Ever feel like some days you wake up and come to the realization that the world is vastly different than the one you lived in the year before? I’m not talking about a Pandemic-level instantaneous change, but a more subtle, gradual shift happening around you that becomes apparent very suddenly.
Yeah, well that’s the nagging feeling I’ve been getting at trade shows for the past few months, but haven’t been able to put a finger on. However, just today while reading a new report from Circana, formerly IRI and The NPD Group, I figured out what was eating at me. We have officially broken out of “the post-pandemic” market.
Since lockdowns ended and quarantine restrictions were eased, the retail market for consumer electronics has experienced a distinct hangover cycle. The pandemic-fueled boom in consumer goods led to many Americans upgrading their devices more rapidly than is typical for the market.
According to a recently released “TV Ownership Trends Report” from Circana, the typical age of an installed TV in the U.S. dropped to just 5 years in 2020. While that number is currently back up to 5.2 years, research from Circana suggests that the average TV is 6.6 years old when it’s replaced.
Here’s the good news for the market. The same report found that 25.5 percent of TVs in use in the country are at least seven years old – the largest percentage since February 2020.
“The aging installed TV base is a positive indicator for TV manufacturers and retailers because consumers who purchased TVs earlier in the pandemic will soon be ready to replace them,” said John Buffone, vice president and industry advisor at Circana.
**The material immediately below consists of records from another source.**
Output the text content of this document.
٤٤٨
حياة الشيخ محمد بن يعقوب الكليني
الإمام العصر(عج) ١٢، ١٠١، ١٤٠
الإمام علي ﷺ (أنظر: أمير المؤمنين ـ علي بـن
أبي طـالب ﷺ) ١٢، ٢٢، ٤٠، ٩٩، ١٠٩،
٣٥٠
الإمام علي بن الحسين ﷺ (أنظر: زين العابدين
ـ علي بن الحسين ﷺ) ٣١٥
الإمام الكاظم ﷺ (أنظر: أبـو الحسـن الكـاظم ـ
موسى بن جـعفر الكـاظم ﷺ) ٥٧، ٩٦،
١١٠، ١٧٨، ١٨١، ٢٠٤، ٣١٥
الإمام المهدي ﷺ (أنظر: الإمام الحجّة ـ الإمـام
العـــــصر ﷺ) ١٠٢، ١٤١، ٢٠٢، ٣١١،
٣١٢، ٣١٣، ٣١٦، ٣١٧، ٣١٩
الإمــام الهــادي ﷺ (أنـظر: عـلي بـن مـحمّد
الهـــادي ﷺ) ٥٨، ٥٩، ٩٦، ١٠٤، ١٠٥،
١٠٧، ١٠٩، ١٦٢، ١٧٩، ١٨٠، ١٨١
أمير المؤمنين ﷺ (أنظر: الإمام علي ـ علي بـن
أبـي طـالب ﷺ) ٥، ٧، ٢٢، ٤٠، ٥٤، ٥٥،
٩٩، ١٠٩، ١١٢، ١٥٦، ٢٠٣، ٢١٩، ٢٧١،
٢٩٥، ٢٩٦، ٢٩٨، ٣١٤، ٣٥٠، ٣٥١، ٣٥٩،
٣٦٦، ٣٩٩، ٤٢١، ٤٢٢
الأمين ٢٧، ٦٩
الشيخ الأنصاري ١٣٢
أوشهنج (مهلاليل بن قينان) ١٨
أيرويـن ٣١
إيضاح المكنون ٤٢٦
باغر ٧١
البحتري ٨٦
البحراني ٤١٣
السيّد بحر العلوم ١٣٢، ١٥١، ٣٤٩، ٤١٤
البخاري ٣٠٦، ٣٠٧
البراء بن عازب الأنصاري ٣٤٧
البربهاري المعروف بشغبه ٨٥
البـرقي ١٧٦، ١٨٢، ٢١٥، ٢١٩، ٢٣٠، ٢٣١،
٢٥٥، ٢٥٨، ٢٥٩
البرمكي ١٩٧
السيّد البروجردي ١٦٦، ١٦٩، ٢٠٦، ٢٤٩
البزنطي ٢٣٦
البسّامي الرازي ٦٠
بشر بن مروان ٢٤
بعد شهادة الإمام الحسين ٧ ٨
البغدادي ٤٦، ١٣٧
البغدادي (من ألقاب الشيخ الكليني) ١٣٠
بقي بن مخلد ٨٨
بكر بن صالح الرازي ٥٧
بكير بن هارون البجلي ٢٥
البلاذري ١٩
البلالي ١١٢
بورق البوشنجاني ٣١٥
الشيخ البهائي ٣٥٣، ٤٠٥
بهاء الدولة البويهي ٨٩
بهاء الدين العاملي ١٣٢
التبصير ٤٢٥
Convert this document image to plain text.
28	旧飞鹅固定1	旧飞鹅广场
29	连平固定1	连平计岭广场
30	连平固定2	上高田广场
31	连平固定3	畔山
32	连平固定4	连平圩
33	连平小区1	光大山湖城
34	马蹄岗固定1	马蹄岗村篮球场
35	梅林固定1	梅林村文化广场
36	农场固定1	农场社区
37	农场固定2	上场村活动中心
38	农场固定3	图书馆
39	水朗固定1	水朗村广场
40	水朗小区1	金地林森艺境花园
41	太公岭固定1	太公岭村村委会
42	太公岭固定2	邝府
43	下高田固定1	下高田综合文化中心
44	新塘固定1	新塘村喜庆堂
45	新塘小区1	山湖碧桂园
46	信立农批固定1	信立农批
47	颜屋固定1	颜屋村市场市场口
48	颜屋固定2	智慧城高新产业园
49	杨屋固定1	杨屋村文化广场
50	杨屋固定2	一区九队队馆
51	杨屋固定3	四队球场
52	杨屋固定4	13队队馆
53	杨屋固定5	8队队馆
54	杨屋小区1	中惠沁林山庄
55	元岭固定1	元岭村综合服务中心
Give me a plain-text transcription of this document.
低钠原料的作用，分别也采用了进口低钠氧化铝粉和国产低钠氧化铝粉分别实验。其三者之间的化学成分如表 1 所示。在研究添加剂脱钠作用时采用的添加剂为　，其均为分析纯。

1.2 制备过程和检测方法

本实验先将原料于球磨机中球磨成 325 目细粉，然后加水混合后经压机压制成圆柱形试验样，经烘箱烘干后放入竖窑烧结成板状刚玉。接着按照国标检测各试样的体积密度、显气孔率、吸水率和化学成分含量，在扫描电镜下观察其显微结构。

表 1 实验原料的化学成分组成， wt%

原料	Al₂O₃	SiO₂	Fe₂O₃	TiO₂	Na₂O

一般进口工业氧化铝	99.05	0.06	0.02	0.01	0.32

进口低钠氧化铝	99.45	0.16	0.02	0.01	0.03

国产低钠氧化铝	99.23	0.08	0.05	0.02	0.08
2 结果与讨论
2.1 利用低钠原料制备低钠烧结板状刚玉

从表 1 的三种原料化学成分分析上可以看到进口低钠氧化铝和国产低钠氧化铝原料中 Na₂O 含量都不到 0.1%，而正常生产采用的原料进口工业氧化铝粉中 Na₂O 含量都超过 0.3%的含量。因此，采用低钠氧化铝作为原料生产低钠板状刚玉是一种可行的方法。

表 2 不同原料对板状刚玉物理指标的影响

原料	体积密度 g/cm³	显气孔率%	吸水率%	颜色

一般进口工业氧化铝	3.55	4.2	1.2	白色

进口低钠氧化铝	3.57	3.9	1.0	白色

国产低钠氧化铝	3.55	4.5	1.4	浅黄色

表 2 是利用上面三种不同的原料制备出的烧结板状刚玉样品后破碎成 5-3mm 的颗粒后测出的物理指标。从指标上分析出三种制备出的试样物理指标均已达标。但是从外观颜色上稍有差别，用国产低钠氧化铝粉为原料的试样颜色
This aging TV base will provide a massive opportunity for retailers over the coming year.
“Almost all U.S. households own at least one TV, and the average household owns more than two,” said Paul Gagnon, vice president and industry advisor at Circana. “The demand cycle was disrupted by the pandemic, but we expect to return to the typical refresh rate by 2024. Once economic conditions improve, there is potential for two to three million additional TV unit sales.”
The market is correcting and you better be ready to step up when your number is called, but don’t just take my word for it. At Nationwide’s recent PrimeTime event in Dallas, CEO Tom Hickman told attendees in his opening address: “It feels to me a lot like 2018 and 2019. We’re doing things very similar to the way we were doing it then, battling for customers, battling for eyeballs, and making sure we’re trying to close every sale.”